Bu ülkede Seçilmiş Yönetenlere yazdığım hiçbir şey için kimse boşuna höykür mesin! Siyasetin şu Büyükerşen örneği, yalnız beni değil, hiç kimseyi şaşırtmaz!

Prof. Dr. Yılmaz Büyükerşen’i dinlemeye, CHP İstanbul İl Örgütü’nden ve 14 belediye başkanından bir teki gitmemiş! Al sana Sosyal Demokrasi Okulu!

2-4 Yıl önce, Babıali Toplantılarına da İstanbul bld. Bşk.nları gelmemiş. Tekirdağ, Lüleburgaz başkanları gelmiş; Tramvay ve Porsuk projelerini öğrenmişler!

Çünkü; Büyükerşen, sadece Porsuk Çayı ve Tramvay Projesi ile bile Siyaset Tarihimizde şimdiden hak ettiği yeri almıştır! Bilmem Sakarya CHP ne der?

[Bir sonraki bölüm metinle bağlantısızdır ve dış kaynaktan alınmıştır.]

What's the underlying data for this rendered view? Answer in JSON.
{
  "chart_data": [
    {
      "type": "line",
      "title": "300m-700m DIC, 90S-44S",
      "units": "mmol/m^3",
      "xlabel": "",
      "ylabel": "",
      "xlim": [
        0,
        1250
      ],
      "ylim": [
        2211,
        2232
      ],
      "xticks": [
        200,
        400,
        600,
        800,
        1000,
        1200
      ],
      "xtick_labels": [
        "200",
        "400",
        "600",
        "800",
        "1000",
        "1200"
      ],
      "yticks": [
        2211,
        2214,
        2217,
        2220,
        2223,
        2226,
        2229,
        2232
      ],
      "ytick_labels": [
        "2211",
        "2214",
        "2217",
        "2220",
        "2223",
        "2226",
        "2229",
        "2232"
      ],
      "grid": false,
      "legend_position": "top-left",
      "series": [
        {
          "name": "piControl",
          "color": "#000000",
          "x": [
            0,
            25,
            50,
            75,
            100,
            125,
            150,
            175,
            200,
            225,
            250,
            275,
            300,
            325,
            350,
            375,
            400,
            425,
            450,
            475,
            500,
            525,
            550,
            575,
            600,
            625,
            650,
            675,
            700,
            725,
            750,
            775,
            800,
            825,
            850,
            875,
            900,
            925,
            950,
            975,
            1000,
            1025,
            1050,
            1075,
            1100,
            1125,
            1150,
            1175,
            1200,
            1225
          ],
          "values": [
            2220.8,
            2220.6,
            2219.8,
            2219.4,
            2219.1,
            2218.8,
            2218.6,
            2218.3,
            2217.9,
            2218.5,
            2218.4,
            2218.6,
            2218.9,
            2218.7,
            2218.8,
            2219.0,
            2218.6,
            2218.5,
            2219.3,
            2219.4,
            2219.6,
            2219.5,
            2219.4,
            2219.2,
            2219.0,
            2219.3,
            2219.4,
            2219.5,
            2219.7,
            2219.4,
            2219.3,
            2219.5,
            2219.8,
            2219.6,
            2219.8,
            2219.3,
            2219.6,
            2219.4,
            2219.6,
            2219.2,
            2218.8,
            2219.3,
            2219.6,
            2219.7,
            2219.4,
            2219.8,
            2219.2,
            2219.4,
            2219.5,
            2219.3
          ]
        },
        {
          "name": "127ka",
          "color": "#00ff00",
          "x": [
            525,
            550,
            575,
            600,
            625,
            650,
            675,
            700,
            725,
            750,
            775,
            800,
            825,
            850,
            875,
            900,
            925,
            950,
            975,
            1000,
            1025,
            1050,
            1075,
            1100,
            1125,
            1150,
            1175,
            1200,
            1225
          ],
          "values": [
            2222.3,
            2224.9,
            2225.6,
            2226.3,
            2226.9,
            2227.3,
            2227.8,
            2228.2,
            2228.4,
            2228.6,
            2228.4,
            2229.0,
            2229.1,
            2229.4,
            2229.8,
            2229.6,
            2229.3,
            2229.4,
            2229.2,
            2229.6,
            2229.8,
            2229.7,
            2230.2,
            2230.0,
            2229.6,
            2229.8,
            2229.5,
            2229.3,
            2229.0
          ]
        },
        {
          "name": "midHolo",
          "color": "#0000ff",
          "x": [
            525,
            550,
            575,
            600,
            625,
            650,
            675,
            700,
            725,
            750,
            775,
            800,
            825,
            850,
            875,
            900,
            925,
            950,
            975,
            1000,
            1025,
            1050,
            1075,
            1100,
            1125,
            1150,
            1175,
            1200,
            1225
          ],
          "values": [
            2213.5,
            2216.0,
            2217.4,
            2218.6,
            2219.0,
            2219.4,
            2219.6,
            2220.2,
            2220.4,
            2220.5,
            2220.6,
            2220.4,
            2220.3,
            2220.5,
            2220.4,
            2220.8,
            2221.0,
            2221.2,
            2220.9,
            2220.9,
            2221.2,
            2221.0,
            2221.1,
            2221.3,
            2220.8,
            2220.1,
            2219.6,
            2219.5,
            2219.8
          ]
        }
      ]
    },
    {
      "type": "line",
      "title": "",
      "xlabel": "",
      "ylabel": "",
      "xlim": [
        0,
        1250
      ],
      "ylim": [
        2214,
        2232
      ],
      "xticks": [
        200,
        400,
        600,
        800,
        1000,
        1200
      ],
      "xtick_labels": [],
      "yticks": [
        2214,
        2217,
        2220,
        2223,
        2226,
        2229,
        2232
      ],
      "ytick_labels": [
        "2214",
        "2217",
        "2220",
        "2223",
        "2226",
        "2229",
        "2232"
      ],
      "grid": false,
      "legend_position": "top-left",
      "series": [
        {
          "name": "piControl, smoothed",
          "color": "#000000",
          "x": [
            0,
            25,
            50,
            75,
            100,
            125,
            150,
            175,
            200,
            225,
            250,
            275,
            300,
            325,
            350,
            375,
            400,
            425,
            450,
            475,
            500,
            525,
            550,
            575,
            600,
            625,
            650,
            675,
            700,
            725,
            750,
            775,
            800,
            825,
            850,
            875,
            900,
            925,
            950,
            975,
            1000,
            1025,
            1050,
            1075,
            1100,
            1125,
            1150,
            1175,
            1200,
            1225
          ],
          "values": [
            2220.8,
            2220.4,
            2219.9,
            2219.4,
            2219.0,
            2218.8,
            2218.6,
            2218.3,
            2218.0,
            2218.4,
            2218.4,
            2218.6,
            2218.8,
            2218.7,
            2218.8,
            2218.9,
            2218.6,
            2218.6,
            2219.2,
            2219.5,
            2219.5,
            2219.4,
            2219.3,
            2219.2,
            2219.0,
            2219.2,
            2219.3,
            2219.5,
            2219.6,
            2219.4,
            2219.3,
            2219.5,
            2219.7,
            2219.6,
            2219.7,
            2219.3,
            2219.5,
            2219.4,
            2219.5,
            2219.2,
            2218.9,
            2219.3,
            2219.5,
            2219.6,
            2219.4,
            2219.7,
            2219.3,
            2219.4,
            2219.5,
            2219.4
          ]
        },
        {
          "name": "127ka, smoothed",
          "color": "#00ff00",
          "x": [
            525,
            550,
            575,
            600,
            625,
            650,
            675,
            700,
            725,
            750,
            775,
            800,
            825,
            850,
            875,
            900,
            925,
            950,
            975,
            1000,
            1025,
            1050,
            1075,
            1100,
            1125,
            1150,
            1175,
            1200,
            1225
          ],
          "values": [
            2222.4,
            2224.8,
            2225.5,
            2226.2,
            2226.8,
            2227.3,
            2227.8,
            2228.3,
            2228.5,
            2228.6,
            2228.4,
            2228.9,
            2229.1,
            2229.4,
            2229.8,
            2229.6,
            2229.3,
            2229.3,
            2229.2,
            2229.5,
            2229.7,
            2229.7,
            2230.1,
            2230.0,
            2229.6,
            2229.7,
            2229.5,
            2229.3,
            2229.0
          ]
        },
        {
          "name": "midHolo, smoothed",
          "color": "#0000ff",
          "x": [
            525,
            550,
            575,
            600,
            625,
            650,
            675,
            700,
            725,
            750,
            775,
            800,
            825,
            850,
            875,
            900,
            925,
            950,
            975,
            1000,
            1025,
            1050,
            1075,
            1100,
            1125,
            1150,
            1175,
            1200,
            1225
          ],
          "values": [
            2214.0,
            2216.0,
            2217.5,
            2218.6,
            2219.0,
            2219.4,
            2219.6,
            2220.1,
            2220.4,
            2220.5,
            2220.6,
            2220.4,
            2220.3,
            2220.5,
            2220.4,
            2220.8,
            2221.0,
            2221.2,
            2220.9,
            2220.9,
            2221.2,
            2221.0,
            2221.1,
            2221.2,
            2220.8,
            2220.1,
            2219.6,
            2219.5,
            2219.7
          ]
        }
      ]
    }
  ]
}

                            “ SAÜ TIP !” YAZDIĞIMDA ZIPLAYANLAR;

                                      BU HEKİMLER NEDEN ÇILDIRDI ?                

Türkiye arka arkaya intihar eden genç doktorlar için hop oturup hop kalkıyor!

Sakarya’da tık yok! Hastane kapılarında, yatak kuyruklarında kıvranıyor, deli oluyoruz. Gencecik doktorların yaşadığı akıl almaz koşullara gık çıkarmıyoruz!

Hastane kapılarında yeterli ilgiyi görmeyince, doktora, hemşireye, ebeye; önüne gelene zorbalık gırla! Niye bu kadar gerginsin, yorgunsun demek yok!

Sakaryalı elbette önce kendini düşünsün. Yani; öyleyse Hastanene sahip çık!

                                                            **

SAÜ Tıp Fakültesi Hekim yetiştiren bir üniversite. Gidin binalarına bakın, bizim kimi Ortaokullarımız hekim yetiştiren SAÜ Tıp binasından daha mükemmel.

Hekim olacak O gençler ülkenin en zeki çocukları! Daha stajlarından itibaren, hastanelerde ne şartlar altında çalıştıklarını kimse anlamak istemez.

Onlar O günlerde bile susmak zorunda. Çünkü; oradan hekimlik alacaklar. Ki,   Hocaları da, tüm Hekimler de aynı yoğun çalışma temposunda tükeniyordur.

                                                             **

Ülkenin en zeki gençleri iyi bir gelecek için Tıp Fakültelerini seçerler. Öyle mi ?

2 hafta önce sosyal medyada, “ Sınavım var, uykusuzum ve hazır değilim. Ama güne o kadar güzel başladım ki!” yazan hekimlik öğrencisi neden canına kıyar?  

Doktor bir hafta önce oğlunun doğum günü için Batman’dan İzmir’e gitmiş. Eşi de ikinci çocuğa hamile. Ya, bu doktor neden, nasıl canına kıyar?

Akıl alır gibi değil; mesleğine aşık 28 yaşında genç bir kadın kendisini neden, nasıl dokuzuncu kattan atar?

SAÜ Tıp Fakültesi’nden utanması gereken ben değilim Sakarya! O Fakülteyi bir seçim öncesi görkemli törenlerle açan Milletvekillerimize her gün Siz sorun!